# Good buy?



## T.C.O.C (Jun 17, 2009)

I'll start off by saying I've been around VW/Audis for a while. I've owned a Gti for 4+ years, also having a Passat, A4, and an A6 in the family. Anyway, I purchased an 04 A6 Avant on eBay on Saturday on a whim that nobody bid on. It's a 3.0 auto fully loaded with only 74k on it for $5995. Since its a few states away I'm taking a gamble by having it shipped to me. Is there anything I should look for? I hear the air suspension sometimes is a problem. Anything else?


----------



## T.C.O.C (Jun 17, 2009)




----------



## Ixomeneus (Nov 27, 2011)

You can do a little research on the 3.0 as far as basic maintenance and other potential issue areas are concerned. 

I can tell you right off the bat that that particular vehicle doesn't have air suspension so you wouldn't have to worry about that. 

It looks to be in great shape for the money - plus those low miles are nice too.


----------



## Neosapian (Jul 22, 2006)

Nice find. Seeing so many C5's for stupid low prices but never with so little miles.

Sensors...These things die - seller may have cleared codes before shipping so you may not get any errors right off the bat. Coolant temp sensor, abs, oil, parktronic etc. may surface after a short time - worth having a look. Most of them are reasonably inexpensive parts that cause an unreasonable amount of drama. 

Also, battery compartment drain can become clogged, seeping water into the interior passenger foot well.

My C5 A6 has an occasional but tiny water leak that shows up in the plastic upper center console that houses the dome lights and OnStar button. I believe it's due to the "drip rails" that run front to rear on either side of the roof. A less likely cause is clogged sun roof drains.

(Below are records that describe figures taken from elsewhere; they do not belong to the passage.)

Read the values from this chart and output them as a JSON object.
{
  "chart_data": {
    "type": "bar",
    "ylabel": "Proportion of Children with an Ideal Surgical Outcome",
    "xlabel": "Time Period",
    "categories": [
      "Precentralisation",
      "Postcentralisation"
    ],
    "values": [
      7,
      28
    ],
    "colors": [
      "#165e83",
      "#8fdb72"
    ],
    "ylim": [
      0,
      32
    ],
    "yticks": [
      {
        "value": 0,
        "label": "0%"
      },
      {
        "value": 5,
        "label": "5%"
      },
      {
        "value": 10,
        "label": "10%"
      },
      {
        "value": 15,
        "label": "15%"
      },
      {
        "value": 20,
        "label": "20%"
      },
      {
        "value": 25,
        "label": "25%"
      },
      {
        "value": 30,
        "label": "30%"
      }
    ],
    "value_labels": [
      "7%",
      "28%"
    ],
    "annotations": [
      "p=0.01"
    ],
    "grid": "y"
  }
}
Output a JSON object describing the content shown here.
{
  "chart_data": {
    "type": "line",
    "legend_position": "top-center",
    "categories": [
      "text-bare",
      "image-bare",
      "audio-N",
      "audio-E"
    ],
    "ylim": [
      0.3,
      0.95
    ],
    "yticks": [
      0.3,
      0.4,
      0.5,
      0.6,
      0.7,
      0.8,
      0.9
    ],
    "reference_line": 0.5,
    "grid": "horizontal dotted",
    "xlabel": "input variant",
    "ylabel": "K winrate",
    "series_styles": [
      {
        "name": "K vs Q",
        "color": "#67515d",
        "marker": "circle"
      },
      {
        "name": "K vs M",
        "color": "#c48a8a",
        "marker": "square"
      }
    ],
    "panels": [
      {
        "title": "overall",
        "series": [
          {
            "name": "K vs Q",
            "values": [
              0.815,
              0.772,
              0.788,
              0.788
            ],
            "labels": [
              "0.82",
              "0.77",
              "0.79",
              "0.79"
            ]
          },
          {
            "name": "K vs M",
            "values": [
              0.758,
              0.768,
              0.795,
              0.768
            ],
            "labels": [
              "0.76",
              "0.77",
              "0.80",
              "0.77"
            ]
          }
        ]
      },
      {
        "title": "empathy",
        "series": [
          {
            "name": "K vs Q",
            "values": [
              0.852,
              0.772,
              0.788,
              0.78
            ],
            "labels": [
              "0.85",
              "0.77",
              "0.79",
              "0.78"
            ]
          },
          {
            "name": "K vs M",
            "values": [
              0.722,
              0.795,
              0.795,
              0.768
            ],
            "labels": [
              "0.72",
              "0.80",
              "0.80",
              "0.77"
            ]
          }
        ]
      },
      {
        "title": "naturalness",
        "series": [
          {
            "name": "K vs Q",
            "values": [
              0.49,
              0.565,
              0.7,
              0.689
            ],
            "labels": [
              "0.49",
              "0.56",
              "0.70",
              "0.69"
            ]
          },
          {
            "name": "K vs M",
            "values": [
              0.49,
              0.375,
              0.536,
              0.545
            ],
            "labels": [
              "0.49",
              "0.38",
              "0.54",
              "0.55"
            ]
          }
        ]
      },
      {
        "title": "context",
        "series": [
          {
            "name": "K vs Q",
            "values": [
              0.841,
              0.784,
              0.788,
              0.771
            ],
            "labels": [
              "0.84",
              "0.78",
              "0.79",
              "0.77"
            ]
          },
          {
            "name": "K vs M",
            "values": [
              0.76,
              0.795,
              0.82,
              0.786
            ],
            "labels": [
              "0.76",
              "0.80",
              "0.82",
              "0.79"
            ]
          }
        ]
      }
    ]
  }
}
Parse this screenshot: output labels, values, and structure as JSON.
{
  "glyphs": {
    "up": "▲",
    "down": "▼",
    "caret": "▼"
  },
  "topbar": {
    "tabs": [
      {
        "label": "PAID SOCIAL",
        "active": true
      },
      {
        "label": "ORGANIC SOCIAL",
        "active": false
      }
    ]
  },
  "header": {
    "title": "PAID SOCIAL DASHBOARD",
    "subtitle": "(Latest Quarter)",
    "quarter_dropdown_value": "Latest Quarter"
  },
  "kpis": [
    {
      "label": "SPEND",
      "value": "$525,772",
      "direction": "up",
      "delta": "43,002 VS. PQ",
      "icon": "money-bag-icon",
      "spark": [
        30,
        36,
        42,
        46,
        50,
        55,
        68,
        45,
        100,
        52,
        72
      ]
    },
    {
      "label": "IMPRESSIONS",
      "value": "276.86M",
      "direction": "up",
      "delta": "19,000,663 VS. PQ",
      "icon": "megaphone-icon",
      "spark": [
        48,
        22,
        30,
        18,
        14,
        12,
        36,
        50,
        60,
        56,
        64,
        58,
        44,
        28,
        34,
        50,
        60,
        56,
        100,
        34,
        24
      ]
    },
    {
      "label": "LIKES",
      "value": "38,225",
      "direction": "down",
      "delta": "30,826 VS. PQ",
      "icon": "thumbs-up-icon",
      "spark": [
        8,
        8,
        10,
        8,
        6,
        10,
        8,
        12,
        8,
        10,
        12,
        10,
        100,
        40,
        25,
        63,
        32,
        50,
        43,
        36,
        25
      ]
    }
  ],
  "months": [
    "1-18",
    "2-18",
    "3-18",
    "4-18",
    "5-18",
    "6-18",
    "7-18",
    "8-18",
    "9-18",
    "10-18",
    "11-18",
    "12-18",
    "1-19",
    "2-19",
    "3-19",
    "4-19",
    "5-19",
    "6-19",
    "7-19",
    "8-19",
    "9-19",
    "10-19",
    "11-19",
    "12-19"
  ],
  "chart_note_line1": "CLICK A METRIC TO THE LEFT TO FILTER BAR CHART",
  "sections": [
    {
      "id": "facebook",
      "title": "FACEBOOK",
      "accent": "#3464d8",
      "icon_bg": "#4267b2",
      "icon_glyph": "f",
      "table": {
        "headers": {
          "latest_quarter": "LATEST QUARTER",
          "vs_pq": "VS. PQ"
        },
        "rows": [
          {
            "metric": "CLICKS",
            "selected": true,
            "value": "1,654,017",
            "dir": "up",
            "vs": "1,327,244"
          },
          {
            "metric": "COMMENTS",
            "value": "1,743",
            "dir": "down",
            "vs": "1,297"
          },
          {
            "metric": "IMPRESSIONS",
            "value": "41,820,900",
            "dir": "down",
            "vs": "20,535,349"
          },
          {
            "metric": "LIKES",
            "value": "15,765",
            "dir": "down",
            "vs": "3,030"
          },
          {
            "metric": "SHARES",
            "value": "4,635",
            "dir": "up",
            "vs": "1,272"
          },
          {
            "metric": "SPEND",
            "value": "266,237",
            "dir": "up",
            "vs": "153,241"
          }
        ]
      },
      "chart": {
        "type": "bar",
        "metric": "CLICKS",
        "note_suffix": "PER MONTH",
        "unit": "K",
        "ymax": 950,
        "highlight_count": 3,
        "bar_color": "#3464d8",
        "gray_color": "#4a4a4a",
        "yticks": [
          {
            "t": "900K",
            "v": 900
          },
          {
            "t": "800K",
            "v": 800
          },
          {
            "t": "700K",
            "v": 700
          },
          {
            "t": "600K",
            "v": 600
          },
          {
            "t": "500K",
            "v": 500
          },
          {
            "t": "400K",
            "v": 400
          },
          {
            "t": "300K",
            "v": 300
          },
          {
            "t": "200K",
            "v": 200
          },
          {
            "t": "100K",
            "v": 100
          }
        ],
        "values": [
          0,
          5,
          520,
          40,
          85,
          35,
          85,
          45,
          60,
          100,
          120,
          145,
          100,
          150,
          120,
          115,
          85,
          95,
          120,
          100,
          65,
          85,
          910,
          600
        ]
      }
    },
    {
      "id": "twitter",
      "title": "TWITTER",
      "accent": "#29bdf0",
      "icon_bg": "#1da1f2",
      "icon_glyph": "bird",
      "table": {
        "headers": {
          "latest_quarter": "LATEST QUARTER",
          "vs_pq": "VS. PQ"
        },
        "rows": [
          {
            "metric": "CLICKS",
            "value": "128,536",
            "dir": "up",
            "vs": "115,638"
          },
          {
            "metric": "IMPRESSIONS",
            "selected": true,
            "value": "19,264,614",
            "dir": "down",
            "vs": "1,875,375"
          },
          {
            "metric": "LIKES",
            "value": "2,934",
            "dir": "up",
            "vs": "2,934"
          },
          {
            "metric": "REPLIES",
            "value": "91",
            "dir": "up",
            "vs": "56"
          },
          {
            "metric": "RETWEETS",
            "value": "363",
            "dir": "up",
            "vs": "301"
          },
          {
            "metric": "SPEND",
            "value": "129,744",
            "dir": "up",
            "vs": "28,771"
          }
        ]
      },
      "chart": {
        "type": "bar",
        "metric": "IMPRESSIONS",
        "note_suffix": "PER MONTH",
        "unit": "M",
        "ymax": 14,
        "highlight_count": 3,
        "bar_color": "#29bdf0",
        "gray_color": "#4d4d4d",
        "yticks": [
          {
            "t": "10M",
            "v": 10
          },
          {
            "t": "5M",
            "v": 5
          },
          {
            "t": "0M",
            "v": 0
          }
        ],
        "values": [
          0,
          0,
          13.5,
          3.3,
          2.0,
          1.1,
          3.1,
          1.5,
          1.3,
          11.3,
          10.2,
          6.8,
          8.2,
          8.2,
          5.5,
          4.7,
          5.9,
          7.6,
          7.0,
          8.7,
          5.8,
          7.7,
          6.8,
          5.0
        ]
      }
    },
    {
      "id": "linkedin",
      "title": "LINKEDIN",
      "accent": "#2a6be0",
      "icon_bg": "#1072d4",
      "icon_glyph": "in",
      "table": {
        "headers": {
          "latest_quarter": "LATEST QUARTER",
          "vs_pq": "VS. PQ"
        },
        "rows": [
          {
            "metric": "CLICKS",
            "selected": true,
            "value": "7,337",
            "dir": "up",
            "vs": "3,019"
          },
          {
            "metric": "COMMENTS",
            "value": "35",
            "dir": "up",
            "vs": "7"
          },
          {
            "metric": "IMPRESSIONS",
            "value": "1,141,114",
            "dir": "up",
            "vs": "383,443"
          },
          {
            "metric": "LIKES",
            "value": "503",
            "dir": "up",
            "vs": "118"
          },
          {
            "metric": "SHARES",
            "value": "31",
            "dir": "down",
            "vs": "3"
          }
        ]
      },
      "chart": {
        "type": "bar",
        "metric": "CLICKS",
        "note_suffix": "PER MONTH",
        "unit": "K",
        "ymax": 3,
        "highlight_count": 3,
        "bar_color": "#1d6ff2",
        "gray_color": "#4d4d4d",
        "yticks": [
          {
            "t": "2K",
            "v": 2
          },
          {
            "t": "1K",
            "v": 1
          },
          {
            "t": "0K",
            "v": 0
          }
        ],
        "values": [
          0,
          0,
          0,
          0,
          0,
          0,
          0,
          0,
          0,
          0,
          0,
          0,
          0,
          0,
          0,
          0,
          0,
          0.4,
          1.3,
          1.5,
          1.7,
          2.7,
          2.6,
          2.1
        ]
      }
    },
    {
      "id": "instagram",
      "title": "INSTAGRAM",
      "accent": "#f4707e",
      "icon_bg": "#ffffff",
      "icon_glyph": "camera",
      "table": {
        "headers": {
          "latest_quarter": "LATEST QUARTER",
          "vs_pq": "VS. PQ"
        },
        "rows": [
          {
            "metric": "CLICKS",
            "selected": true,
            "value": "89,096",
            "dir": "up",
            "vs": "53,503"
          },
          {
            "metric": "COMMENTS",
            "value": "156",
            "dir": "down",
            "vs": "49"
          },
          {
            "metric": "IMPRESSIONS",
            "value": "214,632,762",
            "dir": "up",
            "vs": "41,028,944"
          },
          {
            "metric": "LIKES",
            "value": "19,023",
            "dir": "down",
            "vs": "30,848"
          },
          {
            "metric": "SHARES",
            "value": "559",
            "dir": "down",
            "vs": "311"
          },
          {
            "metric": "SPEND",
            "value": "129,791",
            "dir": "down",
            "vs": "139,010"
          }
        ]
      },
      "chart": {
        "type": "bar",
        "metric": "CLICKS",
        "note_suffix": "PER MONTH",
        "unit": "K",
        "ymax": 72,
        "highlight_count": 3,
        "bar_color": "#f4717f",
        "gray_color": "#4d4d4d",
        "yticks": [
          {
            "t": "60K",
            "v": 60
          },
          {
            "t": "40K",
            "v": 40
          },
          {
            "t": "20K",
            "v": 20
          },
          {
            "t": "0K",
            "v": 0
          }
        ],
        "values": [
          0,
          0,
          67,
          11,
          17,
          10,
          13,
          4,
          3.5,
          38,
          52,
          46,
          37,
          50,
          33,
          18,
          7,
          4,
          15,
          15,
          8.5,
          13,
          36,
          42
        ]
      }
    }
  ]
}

Other than that I can only think of the more obvious stuff:

+ Make sure brake rotors aren't warped (no shuttering or buffeting under heavy braking).
+ Make sure timing belt, tensioner, water pump have been done _correctly_ and recently. If not do it sooner than later.
+ Check for "pixelation" in center gauge cluster display. Missing or faulty pixels = potential electronic problems
+ Secondary air pump (SAIP) goes bad more often than not. It makes an annoying whining/jet turbine sound during startup.
+ Not sure if coil packs went on the 3.0 like do on the 2.7T's...Somebody correct me if I'm wrong but these can be replaced free of charge under an open recall. It was done on my 2.7. This and Improper spark plug installation can cause dramatic engine misfires.

Thats all I got for now.


----------



## Craigbec (Dec 8, 2008)

Well it sure looks like a good buy. Nice car. Get it home yet???


----------